On 06/28/2010 03:27 PM, Kalev Lember wrote:
A few packages [2] [3] have recently had problems with the default
-DBUILD_SHARED_LIBS:BOOL=ON which is part of %cmake macro. Those
packages didn't pass neither SHARED nor STATIC arguments to
add_library() call and relied on the cmake usual default to produce
static libraries. Those static libraries weren't meant to be installed;
they were just used as "convenience" libraries during the build which
would be statically linked into the final executable.
However, if BUILD_SHARED_LIBS is defined, we get unversioned shared
libraries instead of "convenience" libraries. Packagers often don't know
what to do with such unversioned libraries.
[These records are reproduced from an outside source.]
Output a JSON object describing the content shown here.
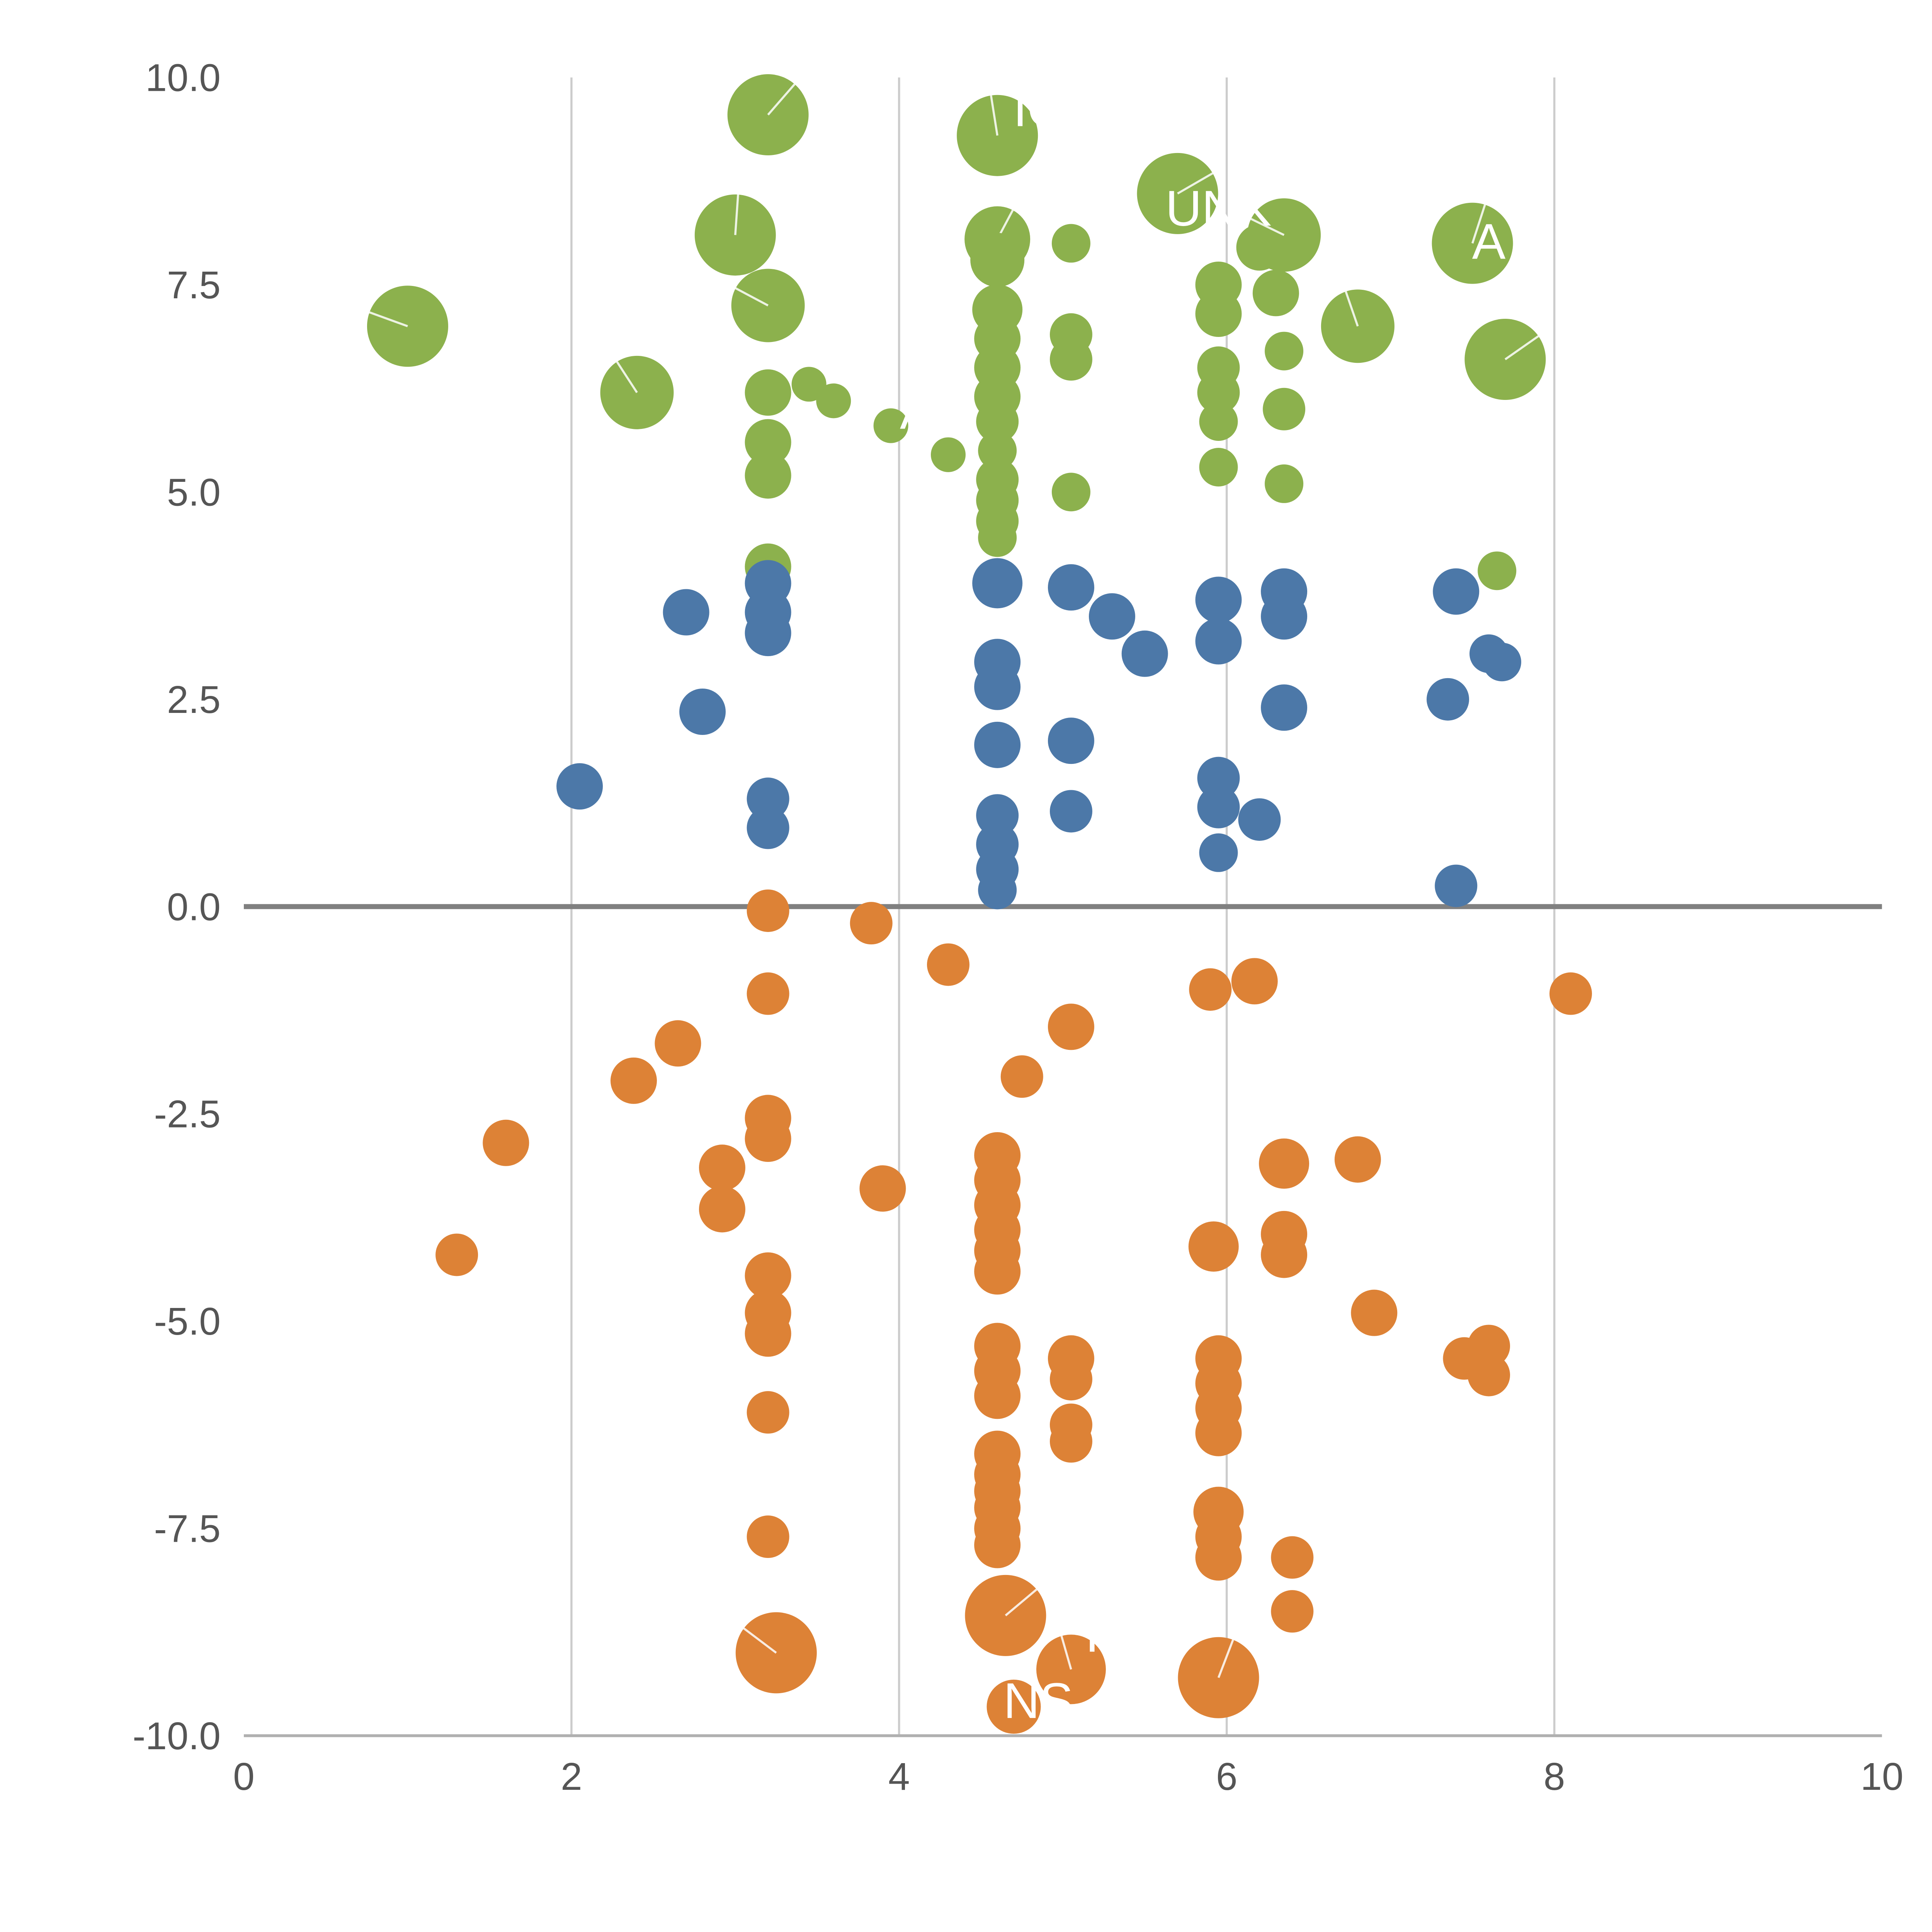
{
  "chart_data": {
    "type": "scatter",
    "title": "",
    "xlabel": "",
    "ylabel": "",
    "xlim": [
      0,
      10
    ],
    "ylim": [
      -10,
      10
    ],
    "grid": "vertical-only",
    "grid_x": [
      2,
      4,
      6,
      8
    ],
    "zero_line": true,
    "legend": "none",
    "x_ticks": [
      {
        "v": 0,
        "label": "0"
      },
      {
        "v": 2,
        "label": "2"
      },
      {
        "v": 4,
        "label": "4"
      },
      {
        "v": 6,
        "label": "6"
      },
      {
        "v": 8,
        "label": "8"
      },
      {
        "v": 10,
        "label": "10"
      }
    ],
    "y_ticks": [
      {
        "v": 10,
        "label": "10.0"
      },
      {
        "v": 7.5,
        "label": "7.5"
      },
      {
        "v": 5,
        "label": "5.0"
      },
      {
        "v": 2.5,
        "label": "2.5"
      },
      {
        "v": 0,
        "label": "0.0"
      },
      {
        "v": -2.5,
        "label": "-2.5"
      },
      {
        "v": -5,
        "label": "-5.0"
      },
      {
        "v": -7.5,
        "label": "-7.5"
      },
      {
        "v": -10,
        "label": "-10.0"
      }
    ],
    "colors": {
      "green": "#8cb14d",
      "blue": "#4c78a8",
      "orange": "#dd8236",
      "grid": "#cccccc",
      "axis": "#b0b0b0",
      "zero_line": "#808080",
      "tick_text": "#555555",
      "annotation_text": "#ffffff"
    },
    "series": [
      {
        "name": "green",
        "color": "#8cb14d",
        "points": [
          [
            1.0,
            7.0,
            21
          ],
          [
            2.4,
            6.2,
            19
          ],
          [
            3.0,
            8.1,
            21
          ],
          [
            3.2,
            9.55,
            21
          ],
          [
            3.2,
            7.25,
            19
          ],
          [
            3.2,
            6.2,
            12
          ],
          [
            3.2,
            5.6,
            12
          ],
          [
            3.2,
            5.2,
            12
          ],
          [
            3.2,
            4.1,
            12
          ],
          [
            3.45,
            6.3,
            9
          ],
          [
            3.6,
            6.1,
            9
          ],
          [
            3.95,
            5.8,
            9
          ],
          [
            4.3,
            5.45,
            9
          ],
          [
            4.6,
            9.3,
            21
          ],
          [
            4.6,
            8.05,
            17
          ],
          [
            4.6,
            7.8,
            14
          ],
          [
            4.6,
            7.2,
            13
          ],
          [
            4.6,
            6.85,
            12
          ],
          [
            4.6,
            6.5,
            12
          ],
          [
            4.6,
            6.15,
            12
          ],
          [
            4.6,
            5.85,
            11
          ],
          [
            4.6,
            5.5,
            10
          ],
          [
            4.6,
            5.15,
            11
          ],
          [
            4.6,
            4.9,
            11
          ],
          [
            4.6,
            4.65,
            11
          ],
          [
            4.6,
            4.45,
            10
          ],
          [
            5.05,
            8.0,
            10
          ],
          [
            5.05,
            6.9,
            11
          ],
          [
            5.05,
            6.6,
            11
          ],
          [
            5.05,
            5.0,
            10
          ],
          [
            5.7,
            8.6,
            21
          ],
          [
            5.95,
            7.5,
            12
          ],
          [
            5.95,
            7.15,
            12
          ],
          [
            5.95,
            6.5,
            11
          ],
          [
            5.95,
            6.2,
            11
          ],
          [
            5.95,
            5.85,
            10
          ],
          [
            5.95,
            5.3,
            10
          ],
          [
            6.2,
            7.95,
            12
          ],
          [
            6.35,
            8.1,
            19
          ],
          [
            6.3,
            7.4,
            12
          ],
          [
            6.35,
            6.7,
            10
          ],
          [
            6.35,
            6.0,
            11
          ],
          [
            6.35,
            5.1,
            10
          ],
          [
            6.8,
            7.0,
            19
          ],
          [
            7.5,
            8.0,
            21
          ],
          [
            7.7,
            6.6,
            21
          ],
          [
            7.65,
            4.05,
            10
          ]
        ]
      },
      {
        "name": "blue",
        "color": "#4c78a8",
        "points": [
          [
            2.05,
            1.45,
            12
          ],
          [
            2.7,
            3.55,
            12
          ],
          [
            2.8,
            2.35,
            12
          ],
          [
            3.2,
            3.9,
            12
          ],
          [
            3.2,
            3.55,
            12
          ],
          [
            3.2,
            3.3,
            12
          ],
          [
            3.2,
            1.3,
            11
          ],
          [
            3.2,
            0.95,
            11
          ],
          [
            4.6,
            3.9,
            13
          ],
          [
            4.6,
            2.95,
            12
          ],
          [
            4.6,
            2.65,
            12
          ],
          [
            4.6,
            1.95,
            12
          ],
          [
            4.6,
            1.1,
            11
          ],
          [
            4.6,
            0.75,
            11
          ],
          [
            4.6,
            0.45,
            11
          ],
          [
            4.6,
            0.2,
            10
          ],
          [
            5.05,
            3.85,
            12
          ],
          [
            5.05,
            2.0,
            12
          ],
          [
            5.05,
            1.15,
            11
          ],
          [
            5.3,
            3.5,
            12
          ],
          [
            5.5,
            3.05,
            12
          ],
          [
            5.95,
            3.7,
            12
          ],
          [
            5.95,
            3.2,
            12
          ],
          [
            5.95,
            1.55,
            11
          ],
          [
            5.95,
            1.2,
            11
          ],
          [
            5.95,
            0.65,
            10
          ],
          [
            6.2,
            1.05,
            11
          ],
          [
            6.35,
            3.8,
            12
          ],
          [
            6.35,
            3.5,
            12
          ],
          [
            6.35,
            2.4,
            12
          ],
          [
            7.4,
            3.8,
            12
          ],
          [
            7.35,
            2.5,
            11
          ],
          [
            7.6,
            3.05,
            10
          ],
          [
            7.68,
            2.95,
            10
          ],
          [
            7.4,
            0.25,
            11
          ]
        ]
      },
      {
        "name": "orange",
        "color": "#dd8236",
        "points": [
          [
            3.2,
            -0.05,
            11
          ],
          [
            3.83,
            -0.2,
            11
          ],
          [
            4.3,
            -0.7,
            11
          ],
          [
            3.2,
            -1.05,
            11
          ],
          [
            5.9,
            -1.0,
            11
          ],
          [
            6.17,
            -0.9,
            12
          ],
          [
            8.1,
            -1.05,
            11
          ],
          [
            2.65,
            -1.65,
            12
          ],
          [
            5.05,
            -1.45,
            12
          ],
          [
            2.38,
            -2.1,
            12
          ],
          [
            4.75,
            -2.05,
            11
          ],
          [
            3.2,
            -2.55,
            12
          ],
          [
            3.2,
            -2.8,
            12
          ],
          [
            1.6,
            -2.85,
            12
          ],
          [
            2.92,
            -3.15,
            12
          ],
          [
            6.35,
            -3.1,
            13
          ],
          [
            6.8,
            -3.05,
            12
          ],
          [
            3.9,
            -3.4,
            12
          ],
          [
            2.92,
            -3.65,
            12
          ],
          [
            4.6,
            -3.0,
            12
          ],
          [
            4.6,
            -3.3,
            12
          ],
          [
            4.6,
            -3.6,
            12
          ],
          [
            4.6,
            -3.9,
            12
          ],
          [
            4.6,
            -4.15,
            12
          ],
          [
            4.6,
            -4.4,
            12
          ],
          [
            1.3,
            -4.2,
            11
          ],
          [
            5.92,
            -4.1,
            13
          ],
          [
            6.35,
            -3.95,
            12
          ],
          [
            6.35,
            -4.2,
            12
          ],
          [
            3.2,
            -4.45,
            12
          ],
          [
            3.2,
            -4.9,
            12
          ],
          [
            3.2,
            -5.15,
            12
          ],
          [
            6.9,
            -4.9,
            12
          ],
          [
            7.45,
            -5.45,
            11
          ],
          [
            7.6,
            -5.3,
            11
          ],
          [
            7.6,
            -5.65,
            11
          ],
          [
            4.6,
            -5.3,
            12
          ],
          [
            4.6,
            -5.6,
            12
          ],
          [
            4.6,
            -5.9,
            12
          ],
          [
            5.05,
            -5.45,
            12
          ],
          [
            5.05,
            -5.7,
            11
          ],
          [
            5.05,
            -6.25,
            11
          ],
          [
            5.05,
            -6.45,
            11
          ],
          [
            5.95,
            -5.45,
            12
          ],
          [
            5.95,
            -5.75,
            12
          ],
          [
            5.95,
            -6.05,
            12
          ],
          [
            5.95,
            -6.35,
            12
          ],
          [
            3.2,
            -6.1,
            11
          ],
          [
            4.6,
            -6.6,
            12
          ],
          [
            4.6,
            -6.85,
            12
          ],
          [
            4.6,
            -7.05,
            12
          ],
          [
            4.6,
            -7.25,
            12
          ],
          [
            4.6,
            -7.5,
            12
          ],
          [
            4.6,
            -7.7,
            12
          ],
          [
            3.2,
            -7.6,
            11
          ],
          [
            5.95,
            -7.3,
            13
          ],
          [
            5.95,
            -7.6,
            12
          ],
          [
            5.95,
            -7.85,
            12
          ],
          [
            6.4,
            -7.85,
            11
          ],
          [
            6.4,
            -8.5,
            11
          ],
          [
            4.65,
            -8.55,
            21
          ],
          [
            3.25,
            -9.0,
            21
          ],
          [
            5.05,
            -9.2,
            18
          ],
          [
            5.95,
            -9.3,
            21
          ],
          [
            4.7,
            -9.65,
            14
          ]
        ]
      }
    ],
    "annotations": [
      {
        "text": "IC",
        "x": 4.85,
        "y": 9.6
      },
      {
        "text": "UNK",
        "x": 5.95,
        "y": 8.4
      },
      {
        "text": "A",
        "x": 7.6,
        "y": 8.0
      },
      {
        "text": "A,",
        "x": 4.15,
        "y": 5.95
      },
      {
        "text": "R",
        "x": 5.25,
        "y": -8.8
      },
      {
        "text": "NS",
        "x": 4.85,
        "y": -9.6
      }
    ]
  }
}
Perhaps it'd be better to completely remove -DBUILD_SHARED_LIBS:BOOL=ON
from the default %cmake macro? I would imagine that most (all?)
libraries which are meant to be actually used as shared libraries
contain explicit add_library(... SHARED) and set_target_properties(...
PROPERTIES VERSION ... SOVERSION ...) calls, but maybe that's not how it
is. Any thoughts whether removing BUILD_SHARED_LIBS=ON would break
existing packages?
Sorry for not replying earlier.
Looking at my existing cmake built packages, I'm a bit leery of this change.
Most of them don't seem to specify SHARED in add_library. Has anyone tested
this out on a large number of packages? Perhaps it makes sense to request a
cmake koji build tag for this and rebuild all cmake built packages there.